China is undergoing its version of an election cycle, with a once-in-a-decade leadership change in its top ranks. It's a much more dramatic--and perhaps more important--power transfer than even the U.S. presidential race. Far from being the usual quiet swapping of one group of men in dark suits for another, China's changeover is turning cinematic, thanks to the toppling of Bo Xilai, the former head of the Communist Party in Chongqing, a western city with a population the size of Texas'. Bo had risen to fame as a corruption fighter who brought order to his city's Blade Runner--esque sprawl. Not only was he poised to reach the top rungs of the Politburo, but he was also the first Chinese celebrity politician since Deng Xiaoping and Mao Zedong. Now he has been suspended from his party posts.
Bo's story is more than political drama. It's tied directly to China's economic model, which is also becoming suspect. The story began in February when Bo's police chief, Wang Lijun, sought asylum in the U.S. consulate in Chengdu. According to newspaper reports, Wang claimed to have evidence of crimes involving Bo, including murders carried out on his orders and his possible involvement in the death of a British businessman, Neil Heywood, said to be close to Bo's wife Gu Kailai. She is now a suspect in his murder. Rather than Bo's being a tough but honest politician fighting corruption in China's wild west, a very different picture of the man began to emerge--one of an entitled princeling (his father was Bo Yibo, who had fought alongside Mao) who was corrupt himself, someone willing to torture, frame and perhaps even murder anyone who got in his way.

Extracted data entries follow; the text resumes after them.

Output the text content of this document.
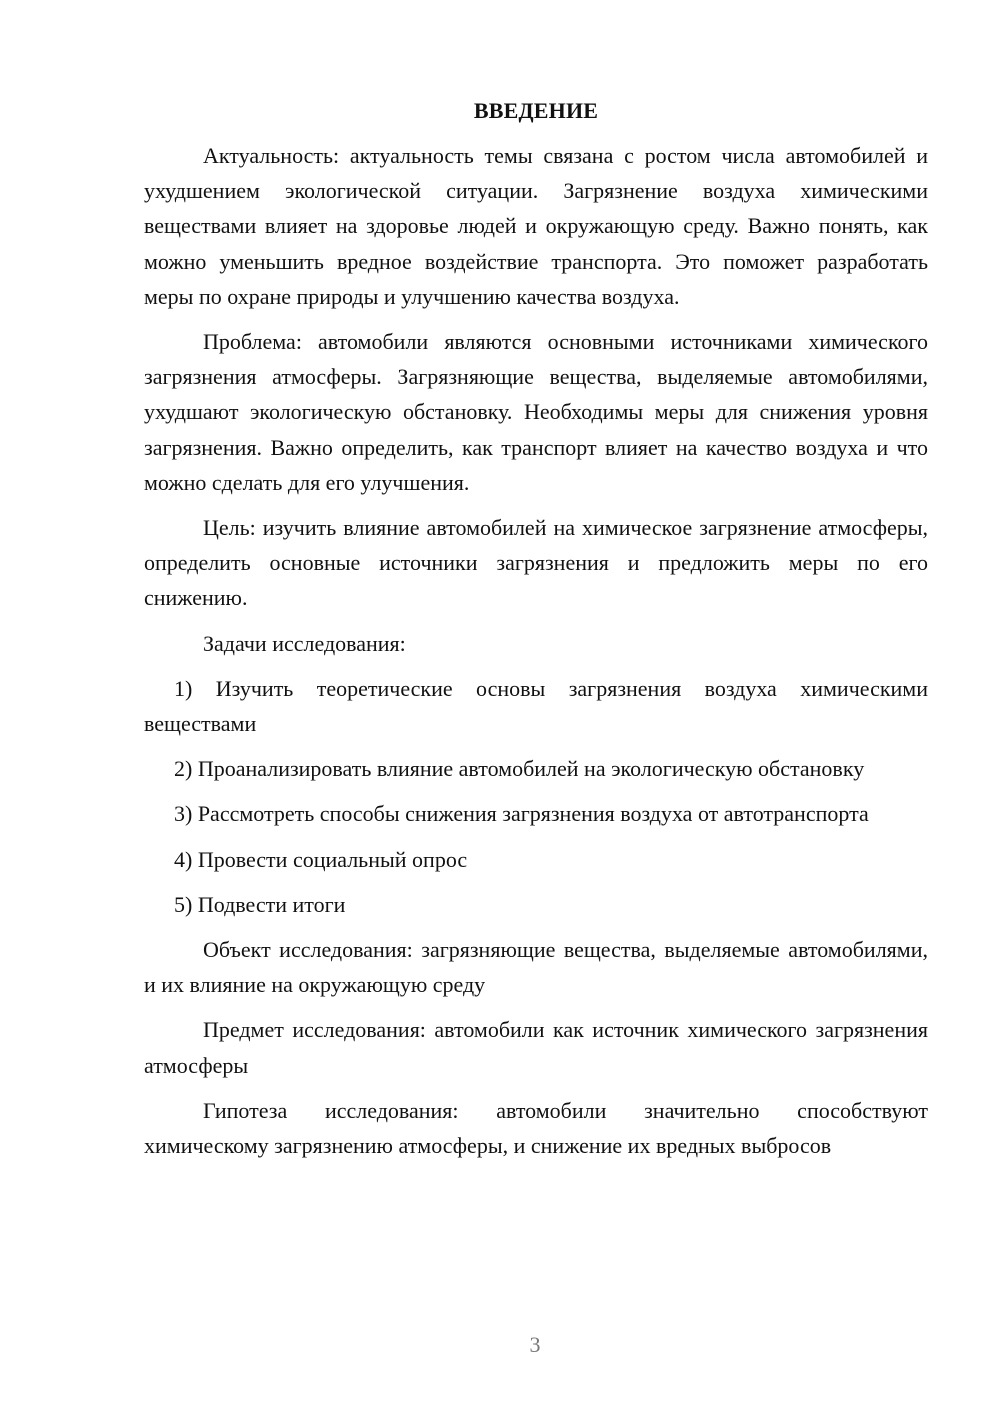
ВВЕДЕНИЕ

Актуальность: актуальность темы связана с ростом числа автомобилей и ухудшением экологической ситуации. Загрязнение воздуха химическими веществами влияет на здоровье людей и окружающую среду. Важно понять, как можно уменьшить вредное воздействие транспорта. Это поможет разработать меры по охране природы и улучшению качества воздуха.

Проблема: автомобили являются основными источниками химического загрязнения атмосферы. Загрязняющие вещества, выделяемые автомобилями, ухудшают экологическую обстановку. Необходимы меры для снижения уровня загрязнения. Важно определить, как транспорт влияет на качество воздуха и что можно сделать для его улучшения.

Цель: изучить влияние автомобилей на химическое загрязнение атмосферы, определить основные источники загрязнения и предложить меры по его снижению.

Задачи исследования:

1) Изучить теоретические основы загрязнения воздуха химическими веществами

2) Проанализировать влияние автомобилей на экологическую обстановку

3) Рассмотреть способы снижения загрязнения воздуха от автотранспорта

4) Провести социальный опрос

5) Подвести итоги

Объект исследования: загрязняющие вещества, выделяемые автомобилями, и их влияние на окружающую среду

Предмет исследования: автомобили как источник химического загрязнения атмосферы

Гипотеза исследования: автомобили значительно способствуют химическому загрязнению атмосферы, и снижение их вредных выбросов

3
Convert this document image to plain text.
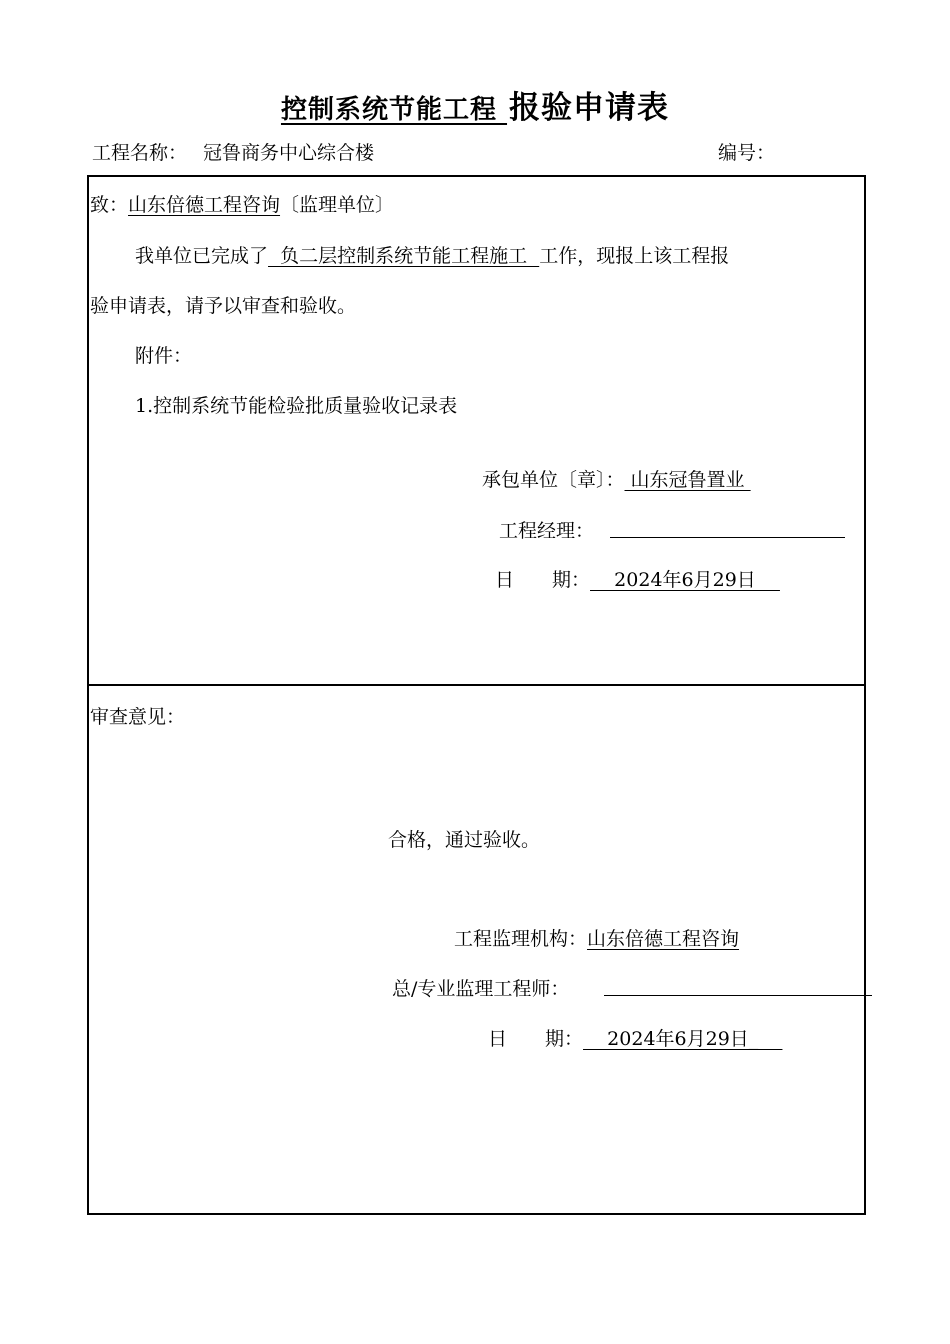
控制系统节能工程 报验申请表
工程名称： 冠鲁商务中心综合楼	编号：
致：山东倍德工程咨询〔监理单位〕
我单位已完成了  负二层控制系统节能工程施工  工作，现报上该工程报
验申请表，请予以审查和验收。
附件：
1.控制系统节能检验批质量验收记录表
承包单位〔章〕： 山东冠鲁置业
工程经理：
日　　期：    2024年6月29日
审查意见：
合格，通过验收。
工程监理机构：山东倍德工程咨询
总/专业监理工程师：
日　　期：    2024年6月29日_
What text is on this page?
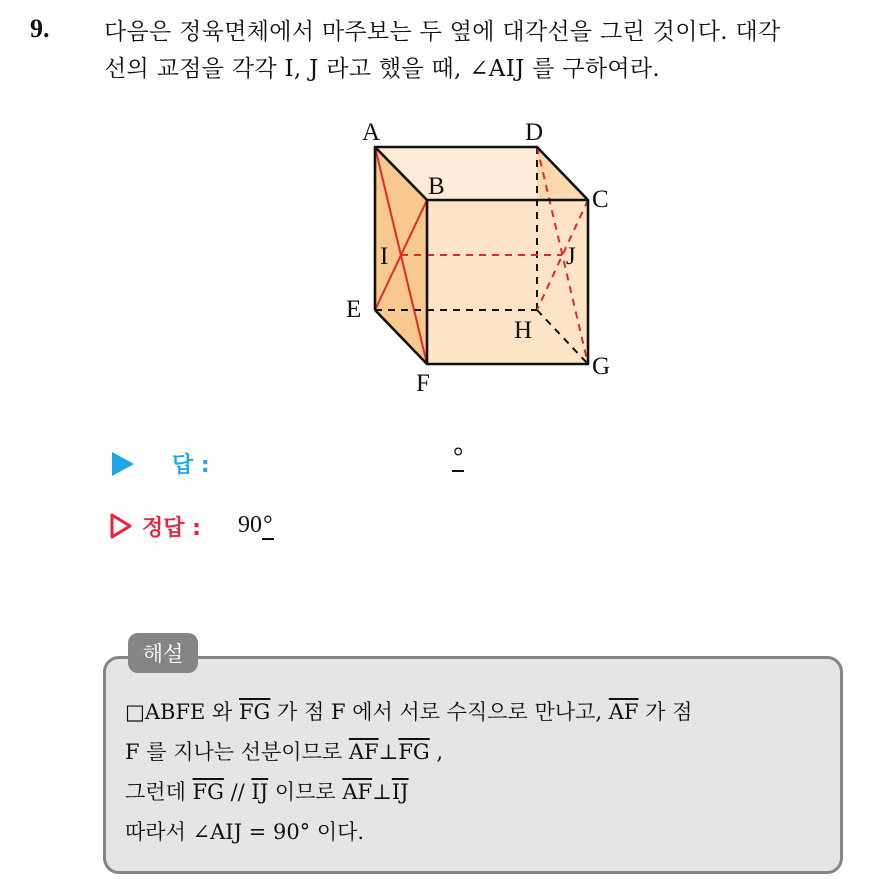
9. 다음은 정육면체에서 마주보는 두 옆에 대각선을 그린 것이다. 대각
선의 교점을 각각 I, J 라고 했을 때, ∠AIJ 를 구하여라.
A	D
B	C
I	J
E
H
G
F
답 :	°
정답 : 90°
해설
□ABFE 와 $\overline{FG}$ 가 점 F 에서 서로 수직으로 만나고, $\overline{AF}$ 가 점
F 를 지나는 선분이므로 $\overline{AF}\perp\overline{FG}$ ,
그런데 $\overline{FG} // \overline{IJ}$ 이므로 $\overline{AF}\perp\overline{IJ}$
따라서 ∠AIJ = 90° 이다.
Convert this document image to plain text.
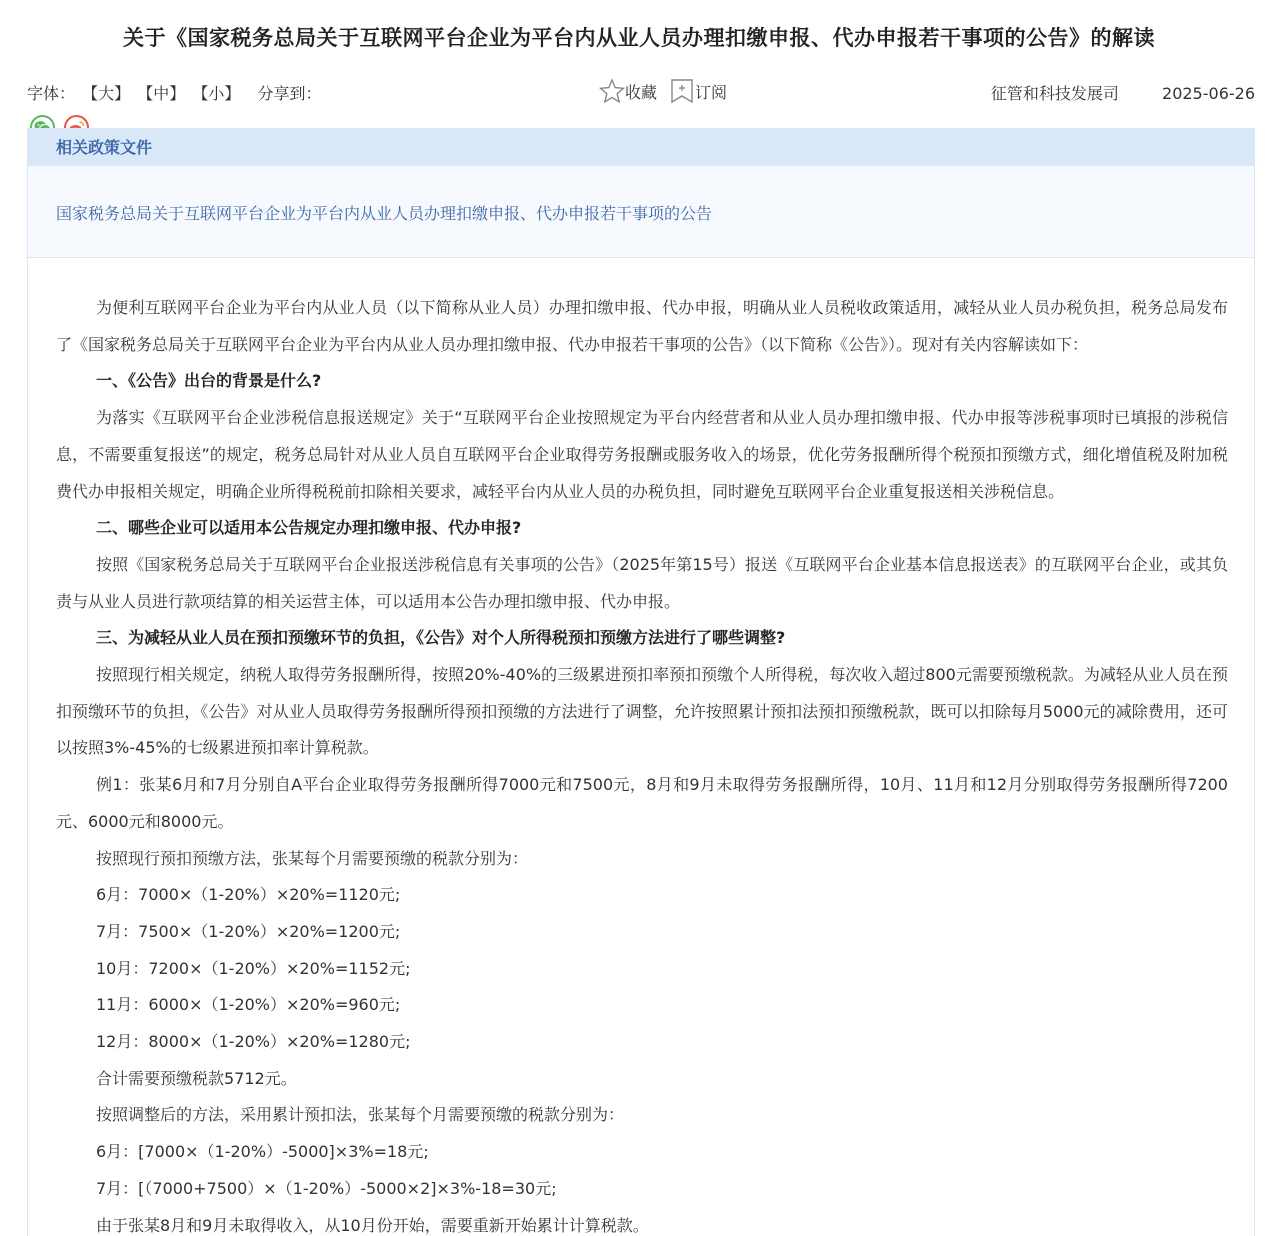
关于《国家税务总局关于互联网平台企业为平台内从业人员办理扣缴申报、代办申报若干事项的公告》的解读
字体： 【大】 【中】 【小】 分享到：	收藏 订阅	征管和科技发展司	2025-06-26
相关政策文件
国家税务总局关于互联网平台企业为平台内从业人员办理扣缴申报、代办申报若干事项的公告

为便利互联网平台企业为平台内从业人员（以下简称从业人员）办理扣缴申报、代办申报，明确从业人员税收政策适用，减轻从业人员办税负担，税务总局发布了《国家税务总局关于互联网平台企业为平台内从业人员办理扣缴申报、代办申报若干事项的公告》（以下简称《公告》）。现对有关内容解读如下：

一、《公告》出台的背景是什么?

为落实《互联网平台企业涉税信息报送规定》关于“互联网平台企业按照规定为平台内经营者和从业人员办理扣缴申报、代办申报等涉税事项时已填报的涉税信息，不需要重复报送”的规定，税务总局针对从业人员自互联网平台企业取得劳务报酬或服务收入的场景，优化劳务报酬所得个税预扣预缴方式，细化增值税及附加税费代办申报相关规定，明确企业所得税税前扣除相关要求，减轻平台内从业人员的办税负担，同时避免互联网平台企业重复报送相关涉税信息。

二、哪些企业可以适用本公告规定办理扣缴申报、代办申报?

按照《国家税务总局关于互联网平台企业报送涉税信息有关事项的公告》（2025年第15号）报送《互联网平台企业基本信息报送表》的互联网平台企业，或其负责与从业人员进行款项结算的相关运营主体，可以适用本公告办理扣缴申报、代办申报。

三、为减轻从业人员在预扣预缴环节的负担，《公告》对个人所得税预扣预缴方法进行了哪些调整?

按照现行相关规定，纳税人取得劳务报酬所得，按照20%-40%的三级累进预扣率预扣预缴个人所得税，每次收入超过800元需要预缴税款。为减轻从业人员在预扣预缴环节的负担，《公告》对从业人员取得劳务报酬所得预扣预缴的方法进行了调整，允许按照累计预扣法预扣预缴税款，既可以扣除每月5000元的减除费用，还可以按照3%-45%的七级累进预扣率计算税款。

例1：张某6月和7月分别自A平台企业取得劳务报酬所得7000元和7500元，8月和9月未取得劳务报酬所得，10月、11月和12月分别取得劳务报酬所得7200元、6000元和8000元。

按照现行预扣预缴方法，张某每个月需要预缴的税款分别为：

6月：7000×（1-20%）×20%=1120元;

7月：7500×（1-20%）×20%=1200元;

10月：7200×（1-20%）×20%=1152元;

11月：6000×（1-20%）×20%=960元;

12月：8000×（1-20%）×20%=1280元;

合计需要预缴税款5712元。

按照调整后的方法，采用累计预扣法，张某每个月需要预缴的税款分别为：

6月：[7000×（1-20%）-5000]×3%=18元;

7月：[（7000+7500）×（1-20%）-5000×2]×3%-18=30元;

由于张某8月和9月未取得收入，从10月份开始，需要重新开始累计计算税款。
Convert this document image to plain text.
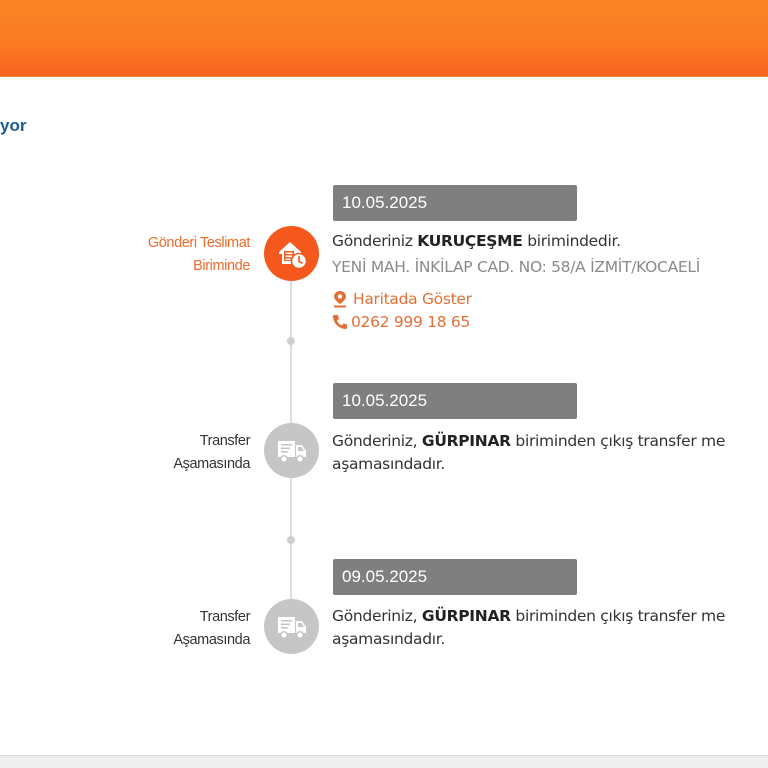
yor
Gönderi Teslimat
Biriminde
10.05.2025
Gönderiniz KURUÇEŞME birimindedir.
YENİ MAH. İNKİLAP CAD. NO: 58/A İZMİT/KOCAELİ
Haritada Göster
0262 999 18 65
Transfer
Aşamasında
10.05.2025
Gönderiniz, GÜRPINAR biriminden çıkış transfer me
aşamasındadır.
Transfer
Aşamasında
09.05.2025
Gönderiniz, GÜRPINAR biriminden çıkış transfer me
aşamasındadır.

A disgraced pol, a cop on the run, a dead Brit and a woman of intrigue--no wonder a satirical e-mail circulating in China lays out a movie treatment to be pitched to Miramax. But the story is even more compelling when you parse what it means politically and economically for the Middle Kingdom and beyond. Bo represented a very particular kind of Chinese power and a specific notion of how China should grow. The Chongqing model was built on hyperdevelopment, particularly around real estate, and economic power was held largely by the state-owned enterprises. The city was growing at a rate of more than 16% annually, but it was old-style growth rife with vested interests and with little regard for the environment--or, it seems, rule of law.
It is exactly the kind of growth that Chinese Premier Wen Jiabao has repeatedly called "unsustainable." He and President Hu Jintao have led the reformist camp that wants to move China from a capital-intensive, grow-at-all-costs model to one that's based on more-rational if slower growth and a more developed local market. The problem is, politicians can make a lot of money developing real estate, often not so honorably. And political promotions are won on the basis of raw economic-growth figures--figures boosted by massive real estate development.
This model, which has led to huge growth but also great inequality and environmental degradation, is broken. The World Bank recently issued a report confirming what everyone has known for some time: if China doesn't find a new growth path, it faces social instability. Amazingly, Wen has seconded the thought, telling the legislature that China will have another Cultural Revolution if it doesn't reform.